Im Herbst 1918 wird in Prag ein tschechoslowakischer Staat ausgerufen, der die deutsche und slowakische Minderheit allerdings systematisch diskriminiert.  Hier lesen Sie den vierten Teil einer Serie zur sudetendeutschen Geschichte. Den ersten, zweiten und dritten Teil können Sie hier und hier und hier lesen. Die Vertreibung von über 14 Millionen Deutschen aus Ostpreußen, Pommern, Schlesien und dem Sudetenland zählt zu den größten Verbrechen des 20. Jahrhunderts. In der BRD-Erinnerungskultur findet ihr Leid keine angemessene Würdigung. Darum wollen wir an ihr Schicksal erinnern. Hier mehr erfahren.

    Wenn es nicht zur „Urkatastrophe des 20. Jahrhunderts“, wie der US-amerikanische Historiker George F. Kennan den Ersten Weltkrieg nannte, gekommen wäre, hätte das Habsburgerreich seine Nationalitätenprobleme wohl auf vorbildliche und demokratische Art und Weise gelöst. Ansätze dafür gab es schon -man denke nur an den im Jahr 1905 beschlossenen Mährischen Ausgleich (vergleiche hierzu den dritten Teil dieser Serie).

    Auftritt des Duos Masaryk und Benes

    Mit dem Attentat von Sarajevo vom 28. Juni 1914 auf den habsburgischen Thronfolger Erzherzog Franz Ferdinand und dem Ausbruch des Ersten Weltkriegs werden die Karten dann allerdings ganz neu gemischt. Schon im Dezember 1914 geht Tomas G. Masaryk ins Exil, 1915 folgt ihm Edvard Benes. Diese beiden Männer sind die unbestrittenen Köpfe der tschechischen Nationalbewegung im Exil. Während Masaryk die von ihm selbst geschaffene Bewegung der Realisten anführt, die eher zentristisch eingestellt ist, entstammt Benes der tschechischen nationalsozialistischen Partei.

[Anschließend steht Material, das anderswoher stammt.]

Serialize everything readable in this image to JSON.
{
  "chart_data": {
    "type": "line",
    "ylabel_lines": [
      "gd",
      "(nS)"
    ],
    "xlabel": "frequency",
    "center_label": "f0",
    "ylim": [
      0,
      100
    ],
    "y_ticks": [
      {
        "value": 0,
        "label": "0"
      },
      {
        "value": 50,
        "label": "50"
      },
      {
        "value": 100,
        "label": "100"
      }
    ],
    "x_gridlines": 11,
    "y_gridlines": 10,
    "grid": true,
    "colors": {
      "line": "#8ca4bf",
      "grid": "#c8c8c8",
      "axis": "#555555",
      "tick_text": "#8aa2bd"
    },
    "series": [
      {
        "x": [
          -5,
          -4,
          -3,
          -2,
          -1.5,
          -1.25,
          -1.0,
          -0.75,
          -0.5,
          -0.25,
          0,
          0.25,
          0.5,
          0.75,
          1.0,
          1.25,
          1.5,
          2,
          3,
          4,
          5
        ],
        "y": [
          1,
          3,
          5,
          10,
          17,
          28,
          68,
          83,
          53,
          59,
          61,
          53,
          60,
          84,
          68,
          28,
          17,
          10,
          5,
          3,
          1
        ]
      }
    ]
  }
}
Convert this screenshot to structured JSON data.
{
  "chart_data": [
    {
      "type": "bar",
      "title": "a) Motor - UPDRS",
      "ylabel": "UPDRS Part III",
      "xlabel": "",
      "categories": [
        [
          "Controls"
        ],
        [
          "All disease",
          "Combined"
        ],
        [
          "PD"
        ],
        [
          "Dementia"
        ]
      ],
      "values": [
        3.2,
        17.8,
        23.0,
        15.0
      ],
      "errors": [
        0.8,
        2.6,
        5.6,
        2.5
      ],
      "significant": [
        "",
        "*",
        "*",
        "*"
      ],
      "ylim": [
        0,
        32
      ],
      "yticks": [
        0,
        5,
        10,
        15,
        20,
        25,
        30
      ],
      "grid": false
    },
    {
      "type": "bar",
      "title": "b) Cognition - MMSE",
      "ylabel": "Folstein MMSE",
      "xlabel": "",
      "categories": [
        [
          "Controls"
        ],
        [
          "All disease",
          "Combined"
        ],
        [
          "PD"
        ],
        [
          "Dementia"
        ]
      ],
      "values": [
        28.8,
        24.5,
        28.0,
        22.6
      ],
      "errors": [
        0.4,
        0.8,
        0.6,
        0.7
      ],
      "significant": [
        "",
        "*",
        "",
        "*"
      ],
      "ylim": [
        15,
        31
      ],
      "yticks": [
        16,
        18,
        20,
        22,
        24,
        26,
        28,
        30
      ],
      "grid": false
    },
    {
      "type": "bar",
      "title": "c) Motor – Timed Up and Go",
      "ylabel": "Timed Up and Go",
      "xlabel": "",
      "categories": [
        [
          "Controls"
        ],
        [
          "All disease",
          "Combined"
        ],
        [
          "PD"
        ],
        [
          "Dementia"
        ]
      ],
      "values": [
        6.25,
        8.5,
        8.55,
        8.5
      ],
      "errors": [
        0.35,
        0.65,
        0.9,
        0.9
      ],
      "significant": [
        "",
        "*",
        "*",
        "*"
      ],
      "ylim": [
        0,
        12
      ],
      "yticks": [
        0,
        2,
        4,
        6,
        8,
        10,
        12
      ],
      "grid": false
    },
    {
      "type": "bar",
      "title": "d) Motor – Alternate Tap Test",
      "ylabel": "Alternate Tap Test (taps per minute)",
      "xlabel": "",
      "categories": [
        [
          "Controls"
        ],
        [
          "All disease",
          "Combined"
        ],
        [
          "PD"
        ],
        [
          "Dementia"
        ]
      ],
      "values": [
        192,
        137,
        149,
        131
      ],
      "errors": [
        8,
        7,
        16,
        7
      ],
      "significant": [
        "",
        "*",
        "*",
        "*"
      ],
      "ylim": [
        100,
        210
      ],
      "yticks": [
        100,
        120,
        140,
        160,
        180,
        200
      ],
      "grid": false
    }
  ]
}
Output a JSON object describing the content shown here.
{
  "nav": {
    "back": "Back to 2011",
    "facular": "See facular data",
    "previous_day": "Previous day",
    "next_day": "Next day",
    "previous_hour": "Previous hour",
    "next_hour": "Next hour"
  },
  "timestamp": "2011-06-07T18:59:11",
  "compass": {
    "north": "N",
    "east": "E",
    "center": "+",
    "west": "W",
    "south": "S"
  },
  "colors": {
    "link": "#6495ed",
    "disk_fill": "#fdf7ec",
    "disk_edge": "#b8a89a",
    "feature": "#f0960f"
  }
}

    Masaryk mit Tochter | Foto: Josef Jindřich Šechtl, CC BY-SA 3.0, Wikimedia Commons

    Beide scharen im Exil eine etwa 40köpfige und fast ausschließlich tschechisch dominierte Gruppe um sich, die sogenannte Maffia, die sich die Schaffung eines streng zentralistisch organisierten tschechoslowakischen Staates auf die Fahnen schreibt, ohne dabei irgendwelche Gedanken an die Minderheitenrechte der Slowaken und Deutschen zu verschwenden.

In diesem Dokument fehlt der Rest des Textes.